My guess is that the Chinese government will support some of their domestic basic industry, such as metals with direct subsidy. In short, I expect China to adopt extremely protectionist measures, and to reply to any questions raised over that action in this manner. Therefore I am adjusting my forecast for other countries dependent on these industries downward, with the expectation that internal demand in China will be redirected into domestic industries, and that therefore world market commodity prices may drop further than they otherwise would.
The bottom line is that many weaker companies have been put out of business by the fuel shock. Debt-loaded consumers and companies are having difficulty redressing their positions in the current environment. Given that undeniable reality, my mind can barely comprehend why they are even bothering to hold the Poznan world climate summit. There is a world food crisis, which must take precedence. To expect developed countries to pledge major carbon emissions cuts while developed countries cannot, and thus commit economic suicide by undercutting their competitiveness, is a tad deranged even for UN bureaucrats.
The bottom line is that India and China are turning to both increased nuclear and coal for fuel, and that these two countries represent about a third of the world's population. There is not one damned thing the EU can do to control world carbon emissions, and it is suicidal to try. Nor are most of the Eurocrats really this stupid - they are pursuing this line in order to justify trade protectionism by using carbon standards as a way to sneak past early treaties on trade.
Thus a global recession with the potential to develop into a global depression, which was caused by a bubble and a fuel shock, now intersects with rabid environmentalism used as a stalking horse for protectionists. Be afraid - be very afraid.
Wind is not economically viable past about 5 percent of energy generation - it appears that after that point, one gets massively diminishing returns due to the variability problem. Solar is at least three to four times more expensive, given the best conditions, than each area's favored fossil fuel. Nuclear is reliable although expensive, and can serve to offset the need to burn fossil fuel for electricity generation. However, trying to mate nuclear power with wind power is a nightmare that raises the net costs of nuclear power, since it is steady output power.
Biofuels are a major cause of the world food crisis, and most probably don't help the environment at all when you look at the net, since we still use fossil fuels for fertilizer and production and we must clear land for production. Undeveloped land is a major carbon sink.

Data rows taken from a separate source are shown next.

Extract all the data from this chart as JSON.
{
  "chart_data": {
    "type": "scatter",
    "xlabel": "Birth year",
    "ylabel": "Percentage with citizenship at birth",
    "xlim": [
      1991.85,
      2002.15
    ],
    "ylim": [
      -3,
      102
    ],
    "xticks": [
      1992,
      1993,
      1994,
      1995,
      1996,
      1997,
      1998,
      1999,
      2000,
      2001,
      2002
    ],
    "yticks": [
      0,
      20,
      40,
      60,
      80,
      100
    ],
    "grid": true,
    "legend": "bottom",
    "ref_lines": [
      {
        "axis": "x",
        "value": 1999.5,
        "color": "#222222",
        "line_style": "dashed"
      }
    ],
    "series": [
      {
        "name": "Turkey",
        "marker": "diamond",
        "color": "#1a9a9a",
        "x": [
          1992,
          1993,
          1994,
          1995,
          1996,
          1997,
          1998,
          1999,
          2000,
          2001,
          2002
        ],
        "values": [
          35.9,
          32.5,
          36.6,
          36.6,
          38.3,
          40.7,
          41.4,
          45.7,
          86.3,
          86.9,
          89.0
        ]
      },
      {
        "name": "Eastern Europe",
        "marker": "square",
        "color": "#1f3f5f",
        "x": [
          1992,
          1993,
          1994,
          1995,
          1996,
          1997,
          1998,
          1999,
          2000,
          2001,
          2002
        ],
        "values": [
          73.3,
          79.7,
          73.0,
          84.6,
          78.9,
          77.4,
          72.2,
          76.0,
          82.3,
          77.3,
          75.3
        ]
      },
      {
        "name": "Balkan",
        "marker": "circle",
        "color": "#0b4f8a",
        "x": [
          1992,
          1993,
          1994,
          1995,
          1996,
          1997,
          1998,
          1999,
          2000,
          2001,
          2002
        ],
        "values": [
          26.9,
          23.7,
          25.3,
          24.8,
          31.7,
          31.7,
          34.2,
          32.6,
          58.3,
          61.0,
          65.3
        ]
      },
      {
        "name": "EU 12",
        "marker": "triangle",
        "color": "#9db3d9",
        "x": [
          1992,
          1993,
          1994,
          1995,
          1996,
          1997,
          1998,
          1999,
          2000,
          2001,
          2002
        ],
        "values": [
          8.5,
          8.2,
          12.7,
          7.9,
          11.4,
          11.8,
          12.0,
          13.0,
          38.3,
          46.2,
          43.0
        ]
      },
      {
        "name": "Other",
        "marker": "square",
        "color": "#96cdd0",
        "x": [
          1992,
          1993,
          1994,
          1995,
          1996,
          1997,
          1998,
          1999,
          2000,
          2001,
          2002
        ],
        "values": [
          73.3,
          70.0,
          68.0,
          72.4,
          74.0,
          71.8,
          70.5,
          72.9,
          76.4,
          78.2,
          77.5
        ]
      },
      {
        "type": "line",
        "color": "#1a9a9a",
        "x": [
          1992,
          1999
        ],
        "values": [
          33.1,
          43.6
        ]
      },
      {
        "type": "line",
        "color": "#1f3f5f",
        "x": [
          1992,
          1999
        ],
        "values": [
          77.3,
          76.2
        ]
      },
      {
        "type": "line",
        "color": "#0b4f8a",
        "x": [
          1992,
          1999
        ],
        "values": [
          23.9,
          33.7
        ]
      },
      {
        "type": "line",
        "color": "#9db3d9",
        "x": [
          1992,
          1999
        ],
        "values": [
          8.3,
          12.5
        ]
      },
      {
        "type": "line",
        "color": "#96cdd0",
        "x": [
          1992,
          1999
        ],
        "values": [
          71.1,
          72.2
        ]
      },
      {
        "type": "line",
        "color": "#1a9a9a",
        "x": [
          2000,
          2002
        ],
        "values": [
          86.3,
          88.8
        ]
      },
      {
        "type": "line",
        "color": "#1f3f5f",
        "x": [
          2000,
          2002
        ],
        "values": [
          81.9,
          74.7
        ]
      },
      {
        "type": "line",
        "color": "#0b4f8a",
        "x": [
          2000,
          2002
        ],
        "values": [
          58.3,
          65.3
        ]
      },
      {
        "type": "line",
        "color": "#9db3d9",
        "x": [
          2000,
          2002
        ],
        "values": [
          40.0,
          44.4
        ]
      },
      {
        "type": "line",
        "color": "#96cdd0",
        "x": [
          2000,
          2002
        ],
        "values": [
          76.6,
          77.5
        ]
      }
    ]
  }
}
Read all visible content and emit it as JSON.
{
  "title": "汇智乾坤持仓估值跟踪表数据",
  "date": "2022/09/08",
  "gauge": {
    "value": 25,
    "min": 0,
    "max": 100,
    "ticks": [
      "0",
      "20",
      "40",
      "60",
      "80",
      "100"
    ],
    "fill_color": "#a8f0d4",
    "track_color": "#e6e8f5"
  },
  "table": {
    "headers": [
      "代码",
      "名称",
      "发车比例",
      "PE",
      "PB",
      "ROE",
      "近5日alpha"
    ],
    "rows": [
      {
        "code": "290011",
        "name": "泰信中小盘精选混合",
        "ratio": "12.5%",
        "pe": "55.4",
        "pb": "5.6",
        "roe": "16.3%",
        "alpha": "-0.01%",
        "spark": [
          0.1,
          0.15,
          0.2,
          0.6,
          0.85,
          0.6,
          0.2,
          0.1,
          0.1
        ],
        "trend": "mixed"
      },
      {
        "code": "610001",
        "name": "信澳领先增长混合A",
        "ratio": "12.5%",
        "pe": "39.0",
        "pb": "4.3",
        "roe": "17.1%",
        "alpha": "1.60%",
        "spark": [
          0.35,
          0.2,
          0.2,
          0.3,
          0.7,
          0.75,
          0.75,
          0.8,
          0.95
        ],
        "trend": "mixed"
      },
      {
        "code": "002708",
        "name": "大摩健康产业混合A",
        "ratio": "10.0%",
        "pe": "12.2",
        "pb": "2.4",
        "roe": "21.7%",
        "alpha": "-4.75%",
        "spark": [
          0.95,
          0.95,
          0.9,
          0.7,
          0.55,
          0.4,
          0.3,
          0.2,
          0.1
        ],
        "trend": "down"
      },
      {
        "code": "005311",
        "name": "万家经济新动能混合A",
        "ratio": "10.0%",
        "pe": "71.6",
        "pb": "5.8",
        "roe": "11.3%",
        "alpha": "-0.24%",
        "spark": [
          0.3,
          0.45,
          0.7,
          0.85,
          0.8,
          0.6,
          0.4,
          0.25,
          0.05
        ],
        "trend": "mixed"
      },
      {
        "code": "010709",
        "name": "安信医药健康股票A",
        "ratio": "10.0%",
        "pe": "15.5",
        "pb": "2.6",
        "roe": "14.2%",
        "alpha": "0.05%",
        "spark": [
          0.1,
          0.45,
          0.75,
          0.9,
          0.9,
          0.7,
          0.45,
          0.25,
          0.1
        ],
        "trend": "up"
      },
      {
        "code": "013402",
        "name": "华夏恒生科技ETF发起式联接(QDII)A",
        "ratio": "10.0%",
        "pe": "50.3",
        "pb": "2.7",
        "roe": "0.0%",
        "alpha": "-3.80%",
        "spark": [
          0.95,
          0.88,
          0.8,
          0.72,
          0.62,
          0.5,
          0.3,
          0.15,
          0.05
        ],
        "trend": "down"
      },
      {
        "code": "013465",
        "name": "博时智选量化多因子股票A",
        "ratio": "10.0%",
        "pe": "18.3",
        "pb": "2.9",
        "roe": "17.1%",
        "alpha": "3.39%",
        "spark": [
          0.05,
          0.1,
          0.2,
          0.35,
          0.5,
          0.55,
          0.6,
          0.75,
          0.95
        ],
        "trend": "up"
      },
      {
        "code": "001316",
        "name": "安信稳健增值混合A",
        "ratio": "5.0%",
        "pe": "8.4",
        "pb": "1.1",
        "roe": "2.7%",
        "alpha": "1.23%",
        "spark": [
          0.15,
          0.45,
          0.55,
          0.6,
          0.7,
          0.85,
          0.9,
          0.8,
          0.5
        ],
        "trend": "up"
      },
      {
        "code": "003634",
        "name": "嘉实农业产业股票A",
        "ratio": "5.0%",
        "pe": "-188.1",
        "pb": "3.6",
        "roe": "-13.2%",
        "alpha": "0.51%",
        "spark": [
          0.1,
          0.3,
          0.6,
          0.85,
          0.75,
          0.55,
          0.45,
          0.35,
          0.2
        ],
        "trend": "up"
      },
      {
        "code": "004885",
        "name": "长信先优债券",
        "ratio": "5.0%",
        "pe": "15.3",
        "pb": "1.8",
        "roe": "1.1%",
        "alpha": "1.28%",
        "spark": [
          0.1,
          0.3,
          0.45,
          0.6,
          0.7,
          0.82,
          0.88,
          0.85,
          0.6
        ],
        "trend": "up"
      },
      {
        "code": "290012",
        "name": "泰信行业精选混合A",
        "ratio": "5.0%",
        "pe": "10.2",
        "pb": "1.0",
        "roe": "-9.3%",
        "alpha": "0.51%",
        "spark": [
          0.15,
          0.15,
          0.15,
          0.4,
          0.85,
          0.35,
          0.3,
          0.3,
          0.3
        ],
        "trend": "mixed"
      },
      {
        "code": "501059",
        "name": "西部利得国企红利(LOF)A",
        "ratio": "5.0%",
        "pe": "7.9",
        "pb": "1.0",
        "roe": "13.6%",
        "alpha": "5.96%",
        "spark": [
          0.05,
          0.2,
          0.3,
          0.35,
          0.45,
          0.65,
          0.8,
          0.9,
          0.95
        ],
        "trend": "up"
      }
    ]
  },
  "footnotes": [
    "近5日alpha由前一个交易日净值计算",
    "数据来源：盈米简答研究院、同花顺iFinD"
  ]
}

If you raise the cost of energy to consumers in the developed world, you undercut the recovery in consumer buying power that must come before a substantial world recovery. That's about as certain as economics ever gets. Horrific as the Mumbai attacks were, they have inflicted and will inflict much less damage on the Indian economy that environmentalist policies have in the last two years.
I cannot figure out how this will resolve itself, and it all adds uncertainty to the world economic equation.
Update: US ISM manufacturing pegs neatly into Chinese, European etc. 36.2.